Through seven innings in Wednesday afternoon's game against the Blue Jays, Joe Mauer was 2-for-3 with a walk. That's a .750 on-base percentage for the slumping Mauer, and if he could keep that up for the rest of the season he would be the MVP.
But most of us understand those numbers are what we call a "small sample size" -- a sometimes relevant set of data, but numbers that nonetheless can't be extrapolated to inform us of a trend.
In the larger context, Mauer is having a poor season. But his diminished output only represents about 5 percent of his career at-bats. Are these two-plus months of Mauer still a small sample size?
We asked the honest question on Twitter: when does a small sample size for a hitter magically become an adequate sample size? Because while most of us like to toss around the "small sample size" phrase these days, very few of us are actually well-versed in what it means.

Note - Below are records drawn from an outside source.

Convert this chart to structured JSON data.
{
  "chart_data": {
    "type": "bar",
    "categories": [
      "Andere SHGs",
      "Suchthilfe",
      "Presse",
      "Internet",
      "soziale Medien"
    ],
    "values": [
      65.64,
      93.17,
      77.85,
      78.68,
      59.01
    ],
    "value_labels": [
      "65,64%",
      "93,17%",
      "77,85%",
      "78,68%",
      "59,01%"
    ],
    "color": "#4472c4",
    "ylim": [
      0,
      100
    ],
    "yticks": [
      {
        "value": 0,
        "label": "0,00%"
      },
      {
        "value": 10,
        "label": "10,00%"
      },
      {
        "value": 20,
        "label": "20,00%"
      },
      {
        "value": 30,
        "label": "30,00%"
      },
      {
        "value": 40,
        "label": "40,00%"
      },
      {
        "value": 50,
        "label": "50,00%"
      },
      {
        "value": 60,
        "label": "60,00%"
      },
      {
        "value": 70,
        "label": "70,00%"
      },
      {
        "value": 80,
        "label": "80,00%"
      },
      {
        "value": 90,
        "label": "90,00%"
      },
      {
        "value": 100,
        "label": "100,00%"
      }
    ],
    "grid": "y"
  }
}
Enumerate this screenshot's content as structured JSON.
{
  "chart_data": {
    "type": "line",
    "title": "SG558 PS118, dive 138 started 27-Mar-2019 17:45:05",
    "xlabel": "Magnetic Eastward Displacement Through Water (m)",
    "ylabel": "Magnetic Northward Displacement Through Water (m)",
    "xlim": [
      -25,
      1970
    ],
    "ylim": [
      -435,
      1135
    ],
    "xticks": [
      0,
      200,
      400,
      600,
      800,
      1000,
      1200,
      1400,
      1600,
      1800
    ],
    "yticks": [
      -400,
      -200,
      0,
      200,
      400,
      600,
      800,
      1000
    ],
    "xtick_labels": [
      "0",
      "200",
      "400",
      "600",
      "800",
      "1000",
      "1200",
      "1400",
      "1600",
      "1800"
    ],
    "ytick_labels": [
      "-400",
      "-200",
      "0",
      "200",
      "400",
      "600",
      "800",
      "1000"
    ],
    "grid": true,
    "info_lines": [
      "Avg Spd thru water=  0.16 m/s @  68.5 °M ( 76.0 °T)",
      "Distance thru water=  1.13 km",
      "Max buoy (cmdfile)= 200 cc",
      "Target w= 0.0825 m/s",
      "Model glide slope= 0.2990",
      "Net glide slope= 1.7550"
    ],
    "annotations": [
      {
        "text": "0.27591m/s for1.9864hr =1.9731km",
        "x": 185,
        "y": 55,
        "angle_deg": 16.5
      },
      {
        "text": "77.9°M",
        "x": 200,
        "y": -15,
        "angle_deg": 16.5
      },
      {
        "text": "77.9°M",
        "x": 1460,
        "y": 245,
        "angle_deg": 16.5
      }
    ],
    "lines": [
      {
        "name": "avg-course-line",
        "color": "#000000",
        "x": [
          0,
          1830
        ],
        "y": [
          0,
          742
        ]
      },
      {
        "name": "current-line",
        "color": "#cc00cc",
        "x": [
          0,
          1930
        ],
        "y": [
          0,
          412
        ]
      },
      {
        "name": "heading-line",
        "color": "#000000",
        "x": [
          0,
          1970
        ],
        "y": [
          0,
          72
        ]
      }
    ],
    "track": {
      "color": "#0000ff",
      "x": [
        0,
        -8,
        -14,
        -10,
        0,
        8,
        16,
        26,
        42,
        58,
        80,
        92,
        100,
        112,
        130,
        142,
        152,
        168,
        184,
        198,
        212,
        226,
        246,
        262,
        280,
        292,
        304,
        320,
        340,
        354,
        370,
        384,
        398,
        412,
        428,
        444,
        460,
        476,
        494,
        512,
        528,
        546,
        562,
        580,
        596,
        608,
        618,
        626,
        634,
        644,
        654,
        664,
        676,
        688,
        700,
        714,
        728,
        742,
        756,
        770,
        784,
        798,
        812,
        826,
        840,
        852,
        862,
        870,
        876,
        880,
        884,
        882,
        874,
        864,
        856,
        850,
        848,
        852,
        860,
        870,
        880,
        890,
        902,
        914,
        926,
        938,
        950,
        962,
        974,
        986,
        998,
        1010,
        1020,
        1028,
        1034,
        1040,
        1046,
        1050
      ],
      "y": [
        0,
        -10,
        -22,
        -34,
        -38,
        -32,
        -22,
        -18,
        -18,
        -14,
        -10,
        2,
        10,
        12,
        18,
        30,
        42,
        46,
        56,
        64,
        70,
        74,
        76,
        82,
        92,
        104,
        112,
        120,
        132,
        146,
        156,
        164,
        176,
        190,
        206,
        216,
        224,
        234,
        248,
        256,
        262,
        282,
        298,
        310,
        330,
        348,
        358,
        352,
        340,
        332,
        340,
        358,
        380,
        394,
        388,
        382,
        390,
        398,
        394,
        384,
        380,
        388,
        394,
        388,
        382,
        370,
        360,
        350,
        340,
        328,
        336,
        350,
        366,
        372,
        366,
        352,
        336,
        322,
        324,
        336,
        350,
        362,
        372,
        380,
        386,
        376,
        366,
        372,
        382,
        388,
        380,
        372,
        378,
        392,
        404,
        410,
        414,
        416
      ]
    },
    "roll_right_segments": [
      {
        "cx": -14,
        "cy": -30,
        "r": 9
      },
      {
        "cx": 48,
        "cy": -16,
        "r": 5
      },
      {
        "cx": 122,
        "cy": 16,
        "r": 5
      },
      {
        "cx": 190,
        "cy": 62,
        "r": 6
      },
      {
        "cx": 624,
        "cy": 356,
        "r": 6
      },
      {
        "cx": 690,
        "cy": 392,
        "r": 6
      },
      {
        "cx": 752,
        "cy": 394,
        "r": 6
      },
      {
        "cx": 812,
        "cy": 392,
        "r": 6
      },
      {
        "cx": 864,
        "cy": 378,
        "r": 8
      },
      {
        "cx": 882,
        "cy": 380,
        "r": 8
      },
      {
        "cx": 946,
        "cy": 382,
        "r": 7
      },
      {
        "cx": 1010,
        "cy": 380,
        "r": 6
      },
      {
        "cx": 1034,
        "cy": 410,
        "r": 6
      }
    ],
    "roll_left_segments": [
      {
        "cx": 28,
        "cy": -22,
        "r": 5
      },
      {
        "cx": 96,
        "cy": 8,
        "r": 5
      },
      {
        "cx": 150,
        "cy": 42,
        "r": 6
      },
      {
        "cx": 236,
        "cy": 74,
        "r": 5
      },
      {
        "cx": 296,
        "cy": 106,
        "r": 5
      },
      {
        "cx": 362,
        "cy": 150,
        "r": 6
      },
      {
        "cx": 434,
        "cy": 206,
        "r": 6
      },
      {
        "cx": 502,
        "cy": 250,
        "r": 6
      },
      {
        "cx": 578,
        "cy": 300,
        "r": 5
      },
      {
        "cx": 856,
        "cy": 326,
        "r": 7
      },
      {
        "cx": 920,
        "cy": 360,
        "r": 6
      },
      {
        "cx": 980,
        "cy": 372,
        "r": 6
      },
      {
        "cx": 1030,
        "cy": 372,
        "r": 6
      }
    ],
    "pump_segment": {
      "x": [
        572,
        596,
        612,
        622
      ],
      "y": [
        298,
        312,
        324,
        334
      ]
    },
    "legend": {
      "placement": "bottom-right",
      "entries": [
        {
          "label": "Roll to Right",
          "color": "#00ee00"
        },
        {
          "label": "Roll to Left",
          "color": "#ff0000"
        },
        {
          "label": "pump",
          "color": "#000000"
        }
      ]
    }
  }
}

Here is the ENTIRE SAMPLE SIZE of the responses to our second tweet:
The most consistent response to that and a previous tweet pointed us to Fangraphs, which has attempted to tackle this very question. A study suggests the following benchmarks "when certain statistics stabilize for individual hitters":
50 PA: Swing % 100 PA: Contact Rate 150 PA: Strikeout Rate, Line Drive Rate, Pitches/PA 200 PA: Walk Rate, Groundball Rate, GB/FB 250 PA: Flyball Rate 300 PA: Home Run Rate, HR/FB 500 PA: OBP, SLG, OPS, 1B Rate, Popup Rate 550 PA: ISO
In essence, the size of a relative sample is relative to what you're measuring. With someone like Josmil Pinto, with limited career at-bats, this is fairly cut and dried. With Mauer, though, it's still complicated. Do we choose to believe the greater sample -- more than 5,000 career plate appearances, which suggest Mauer is a very good hitter -- or the smaller but still relevant sample size from this season?
That's the crux of the Mauer debate.